I have stood in rooms where loss was so big it swallowed the air. I didn't lose what you lost - I know that. But I have held someone I love as they left this world, and I have cried so hard I couldn't breathe, and I carry those losses with me still. They don't leave. They just become part of you.
So I'm not coming to this from a safe distance. And I'm not going to pretend I have words big enough for what you're going through. I don't. But I'm here, and I'm not looking away.
If you have lost a child - whether you held them for years or only for moments - you are carrying something that most people around you will never fully understand. And I think you already know that, because you've seen it on their faces. The way they want to help but don't know how. The way conversations go quiet. The way people stop bringing it up after a while, as if the absence has somehow gotten smaller.
It hasn't.
The Grief Nobody Prepares You For
People talk about grief in stages, like it's a process you move through and eventually come out the other side of. But the loss of a child doesn't follow a framework. It moves like weather - unpredictable, sometimes violent, sometimes just a low gray sky that never lifts.
You can be fine in the grocery store and then not fine at all because you walked past the cereal they used to ask for. You can have a good day - maybe even laugh - and then feel guilty for it, like joy is a betrayal. You can be years out and still get blindsided by a wave that feels exactly as strong as the first one.
None of that means you're stuck. It means the love was that big. And grief that big doesn't shrink on a schedule.
What You Actually Need
You've probably heard things by now that made you want to scream. "They're in a better place." "God needed another angel." "At least you had them for the time you did." People say these things because they're desperate to ease your pain and they don't know how. But meaning well and being helpful are not the same thing.
What you actually need is for someone to stop trying to make it better. To sit with you in the unbearable and not rush you through it. To say "this is awful and I'm here" and then actually be here - not for a week, not for a month, but for the long haul.

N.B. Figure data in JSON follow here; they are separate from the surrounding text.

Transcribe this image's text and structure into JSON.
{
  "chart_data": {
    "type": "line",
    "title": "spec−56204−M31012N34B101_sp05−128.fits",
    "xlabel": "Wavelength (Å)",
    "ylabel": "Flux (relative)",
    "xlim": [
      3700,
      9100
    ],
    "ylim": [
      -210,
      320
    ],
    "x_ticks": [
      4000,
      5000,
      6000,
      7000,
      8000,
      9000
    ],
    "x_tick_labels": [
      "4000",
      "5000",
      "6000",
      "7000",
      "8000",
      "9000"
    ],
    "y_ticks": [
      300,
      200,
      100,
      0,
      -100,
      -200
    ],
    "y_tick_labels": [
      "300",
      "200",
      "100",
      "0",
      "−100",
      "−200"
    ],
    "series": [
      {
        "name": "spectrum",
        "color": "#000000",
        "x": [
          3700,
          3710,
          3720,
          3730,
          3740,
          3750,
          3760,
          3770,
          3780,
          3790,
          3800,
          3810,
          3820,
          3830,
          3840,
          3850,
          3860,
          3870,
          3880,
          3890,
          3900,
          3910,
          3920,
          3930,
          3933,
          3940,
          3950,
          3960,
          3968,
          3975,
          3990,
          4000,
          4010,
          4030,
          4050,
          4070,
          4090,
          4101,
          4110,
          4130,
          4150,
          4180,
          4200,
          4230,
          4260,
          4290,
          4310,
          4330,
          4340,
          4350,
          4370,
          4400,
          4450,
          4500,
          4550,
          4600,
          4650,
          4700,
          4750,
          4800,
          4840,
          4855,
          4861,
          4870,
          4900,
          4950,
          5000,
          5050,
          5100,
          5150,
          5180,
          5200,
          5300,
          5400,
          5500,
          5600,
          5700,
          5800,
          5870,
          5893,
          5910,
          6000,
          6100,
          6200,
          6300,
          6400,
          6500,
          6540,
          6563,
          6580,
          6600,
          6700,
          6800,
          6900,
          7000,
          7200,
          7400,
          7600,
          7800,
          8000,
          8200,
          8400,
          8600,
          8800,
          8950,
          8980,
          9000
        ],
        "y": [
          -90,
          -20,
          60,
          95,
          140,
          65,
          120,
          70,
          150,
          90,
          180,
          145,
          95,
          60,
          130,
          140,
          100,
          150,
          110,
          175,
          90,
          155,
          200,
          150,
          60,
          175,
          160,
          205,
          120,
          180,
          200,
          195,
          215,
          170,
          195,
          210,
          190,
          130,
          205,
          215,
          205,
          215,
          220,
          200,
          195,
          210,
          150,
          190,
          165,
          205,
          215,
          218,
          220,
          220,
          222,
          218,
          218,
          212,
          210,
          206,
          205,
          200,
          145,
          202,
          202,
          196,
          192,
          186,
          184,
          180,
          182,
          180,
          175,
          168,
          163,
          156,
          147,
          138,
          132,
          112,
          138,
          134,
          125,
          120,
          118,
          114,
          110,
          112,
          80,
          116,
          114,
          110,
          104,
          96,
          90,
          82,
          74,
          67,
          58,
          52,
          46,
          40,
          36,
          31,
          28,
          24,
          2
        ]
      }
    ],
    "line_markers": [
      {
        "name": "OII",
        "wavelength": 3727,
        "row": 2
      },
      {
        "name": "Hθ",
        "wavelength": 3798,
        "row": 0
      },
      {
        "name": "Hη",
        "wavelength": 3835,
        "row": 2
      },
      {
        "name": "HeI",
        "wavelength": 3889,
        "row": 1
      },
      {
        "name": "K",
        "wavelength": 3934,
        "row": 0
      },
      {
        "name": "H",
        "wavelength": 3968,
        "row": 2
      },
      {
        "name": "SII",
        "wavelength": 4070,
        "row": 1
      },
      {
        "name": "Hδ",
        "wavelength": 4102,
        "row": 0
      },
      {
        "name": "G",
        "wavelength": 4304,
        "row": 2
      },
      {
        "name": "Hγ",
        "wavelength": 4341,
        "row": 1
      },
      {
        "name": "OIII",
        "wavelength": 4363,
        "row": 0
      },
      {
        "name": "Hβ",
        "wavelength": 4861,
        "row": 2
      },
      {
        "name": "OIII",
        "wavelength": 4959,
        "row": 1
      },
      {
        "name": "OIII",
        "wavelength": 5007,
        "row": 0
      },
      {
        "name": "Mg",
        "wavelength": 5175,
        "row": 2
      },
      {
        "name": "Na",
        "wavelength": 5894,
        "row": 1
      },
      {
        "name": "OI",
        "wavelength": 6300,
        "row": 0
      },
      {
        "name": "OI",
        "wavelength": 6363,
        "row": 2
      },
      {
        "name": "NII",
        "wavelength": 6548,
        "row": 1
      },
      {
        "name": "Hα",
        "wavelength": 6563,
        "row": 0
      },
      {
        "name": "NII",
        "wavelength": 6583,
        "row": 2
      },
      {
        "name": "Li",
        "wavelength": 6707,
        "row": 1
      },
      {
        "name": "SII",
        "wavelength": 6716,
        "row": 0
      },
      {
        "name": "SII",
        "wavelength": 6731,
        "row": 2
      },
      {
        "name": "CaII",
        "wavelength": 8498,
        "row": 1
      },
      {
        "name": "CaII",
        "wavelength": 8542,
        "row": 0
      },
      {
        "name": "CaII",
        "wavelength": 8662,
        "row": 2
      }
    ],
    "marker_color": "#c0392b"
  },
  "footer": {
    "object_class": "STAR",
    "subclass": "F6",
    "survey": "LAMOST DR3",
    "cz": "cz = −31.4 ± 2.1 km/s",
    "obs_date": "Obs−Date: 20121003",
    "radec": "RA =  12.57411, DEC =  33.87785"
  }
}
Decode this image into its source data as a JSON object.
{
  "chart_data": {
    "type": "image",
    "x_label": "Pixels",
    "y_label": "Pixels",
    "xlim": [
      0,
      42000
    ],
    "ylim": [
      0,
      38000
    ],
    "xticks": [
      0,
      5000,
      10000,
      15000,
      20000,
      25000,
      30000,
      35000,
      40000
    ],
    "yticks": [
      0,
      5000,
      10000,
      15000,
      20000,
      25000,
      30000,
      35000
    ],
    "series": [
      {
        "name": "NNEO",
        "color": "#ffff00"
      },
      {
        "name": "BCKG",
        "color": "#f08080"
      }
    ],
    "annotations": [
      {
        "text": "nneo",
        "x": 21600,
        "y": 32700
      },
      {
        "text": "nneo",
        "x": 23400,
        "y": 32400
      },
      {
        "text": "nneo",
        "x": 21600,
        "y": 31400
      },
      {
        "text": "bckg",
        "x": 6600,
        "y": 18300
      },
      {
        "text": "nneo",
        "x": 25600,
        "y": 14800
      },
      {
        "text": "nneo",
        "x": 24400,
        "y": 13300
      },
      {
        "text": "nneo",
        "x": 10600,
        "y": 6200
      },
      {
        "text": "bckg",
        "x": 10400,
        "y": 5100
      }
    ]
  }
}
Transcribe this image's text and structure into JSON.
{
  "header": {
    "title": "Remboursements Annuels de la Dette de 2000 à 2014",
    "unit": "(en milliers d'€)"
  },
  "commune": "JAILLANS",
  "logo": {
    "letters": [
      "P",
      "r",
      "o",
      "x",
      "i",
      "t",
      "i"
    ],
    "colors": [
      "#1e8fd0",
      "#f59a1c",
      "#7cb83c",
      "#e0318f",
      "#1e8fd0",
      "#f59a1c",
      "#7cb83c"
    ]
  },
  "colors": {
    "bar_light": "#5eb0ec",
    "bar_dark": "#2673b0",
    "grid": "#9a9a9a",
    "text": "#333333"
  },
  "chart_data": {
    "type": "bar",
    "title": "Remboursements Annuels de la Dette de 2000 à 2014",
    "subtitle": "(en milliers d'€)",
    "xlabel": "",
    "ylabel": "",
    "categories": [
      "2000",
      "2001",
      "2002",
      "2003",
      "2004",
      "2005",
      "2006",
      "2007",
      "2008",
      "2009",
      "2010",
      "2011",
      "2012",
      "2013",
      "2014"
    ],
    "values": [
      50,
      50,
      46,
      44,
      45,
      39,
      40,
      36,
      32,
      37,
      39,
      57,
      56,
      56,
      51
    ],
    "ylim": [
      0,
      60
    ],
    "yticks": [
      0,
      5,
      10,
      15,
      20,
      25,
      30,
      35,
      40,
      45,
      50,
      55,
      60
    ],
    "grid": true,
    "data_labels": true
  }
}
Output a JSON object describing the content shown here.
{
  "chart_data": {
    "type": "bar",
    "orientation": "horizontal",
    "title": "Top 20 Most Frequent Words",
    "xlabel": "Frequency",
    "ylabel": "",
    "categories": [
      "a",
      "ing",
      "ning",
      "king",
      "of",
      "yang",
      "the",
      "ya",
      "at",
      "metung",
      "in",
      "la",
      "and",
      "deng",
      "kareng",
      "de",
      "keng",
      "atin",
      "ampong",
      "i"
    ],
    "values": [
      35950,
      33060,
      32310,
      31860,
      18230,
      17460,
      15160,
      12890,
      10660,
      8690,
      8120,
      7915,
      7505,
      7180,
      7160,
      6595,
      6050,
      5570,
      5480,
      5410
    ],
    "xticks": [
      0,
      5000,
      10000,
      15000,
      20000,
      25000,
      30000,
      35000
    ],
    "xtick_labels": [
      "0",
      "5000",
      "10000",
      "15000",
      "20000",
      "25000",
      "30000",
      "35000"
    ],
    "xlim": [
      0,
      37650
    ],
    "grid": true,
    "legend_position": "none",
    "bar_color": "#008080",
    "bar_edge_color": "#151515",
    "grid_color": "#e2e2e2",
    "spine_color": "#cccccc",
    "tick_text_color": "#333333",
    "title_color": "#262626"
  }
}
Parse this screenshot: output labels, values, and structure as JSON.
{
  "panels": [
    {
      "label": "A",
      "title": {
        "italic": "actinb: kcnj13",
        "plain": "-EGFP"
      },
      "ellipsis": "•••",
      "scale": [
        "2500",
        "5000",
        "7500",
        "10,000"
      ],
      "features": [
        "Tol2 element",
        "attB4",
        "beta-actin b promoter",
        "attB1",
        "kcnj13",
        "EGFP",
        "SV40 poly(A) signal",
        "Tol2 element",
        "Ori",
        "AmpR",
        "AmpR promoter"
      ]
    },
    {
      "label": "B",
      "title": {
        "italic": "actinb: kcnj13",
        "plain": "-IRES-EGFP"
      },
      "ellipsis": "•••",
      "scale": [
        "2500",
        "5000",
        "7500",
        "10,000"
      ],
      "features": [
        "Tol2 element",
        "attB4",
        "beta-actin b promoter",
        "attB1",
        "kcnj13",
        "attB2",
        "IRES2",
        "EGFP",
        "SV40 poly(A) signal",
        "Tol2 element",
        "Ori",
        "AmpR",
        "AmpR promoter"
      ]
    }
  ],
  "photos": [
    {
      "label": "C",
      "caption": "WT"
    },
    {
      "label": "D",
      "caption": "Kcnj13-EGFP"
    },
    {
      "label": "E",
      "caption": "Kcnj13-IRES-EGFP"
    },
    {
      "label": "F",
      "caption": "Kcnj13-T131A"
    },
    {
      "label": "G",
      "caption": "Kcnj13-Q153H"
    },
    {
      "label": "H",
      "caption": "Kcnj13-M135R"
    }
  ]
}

If the people around you have started to move on while you're still in the thick of it, that doesn't mean your grief has overstayed its welcome. It means their capacity ran out. That says something about human limitation, not about you.
Where God Is in This
I'm going to be careful here, because I think the last thing you need is a theology lesson about your child's death. I would never tell you this happened for a reason. I don't believe God took your child to teach you something. Some things in this broken world are just devastating, and I think God grieves them too.
What I do believe is that He is with you in it. Not explaining it. Not justifying it. Just with you.
Psalm 34:18 says, "The Lord is near to the brokenhearted and saves those who are crushed in spirit."
Near. Right next to you in the chair where you sit with their picture in your hands. Right there in the room that still smells like them if you close your eyes. Right there in the night when the missing is so loud it's hard to breathe.
And in John 11, when Jesus arrived after Lazarus had died and saw Mary weeping, the text says He was "deeply moved in spirit and was troubled" (John 11:33). And then verse 35: "Jesus wept."
He didn't explain. He didn't correct her grief. He didn't rush to the miracle, even though He knew it was coming. He stood in front of a grieving woman and He cried with her. That is who God is. Not a God who watches suffering from a distance. A God who weeps with you in it.
You Don't Have to Be Okay
You do not have to be okay. Not today. Not on the anniversary. Not at the holidays. Not ever, if "okay" means going back to who you were before, because that person doesn't exist anymore. This loss changed you, and it would be strange if it hadn't.
You are allowed to be angry. You are allowed to have days where your faith feels like a thread. You are allowed to ask God why and not get an answer and still show up the next day with the same question. That is not weak faith. That is faith that refuses to let go even when it has every reason to.
Habakkuk looked at God and said, "How long, Lord, must I call for help, but you do not listen?" (Habakkuk 1:2). He didn't tidy up his pain before bringing it. He brought it raw. And God didn't turn away.
He won't turn away from yours either.
For the Days Ahead
There will be days when the weight lifts a little. Not because you've forgotten, but because your heart has learned to carry it differently. That's not betrayal. That's okay.
There will also be days when it's just as heavy as it ever was. Those days are okay too.
I don't have a formula for you. I don't have a timeline or a promise that this will make sense. But the God who wept at a grave is weeping with you now. And He is not in a hurry for you to stop.
You are seen in this. Deeply, specifically seen. And the love you carry for the child you lost - that love is not wasted. It is holy. And it matters to the God who gave them to you in the first place.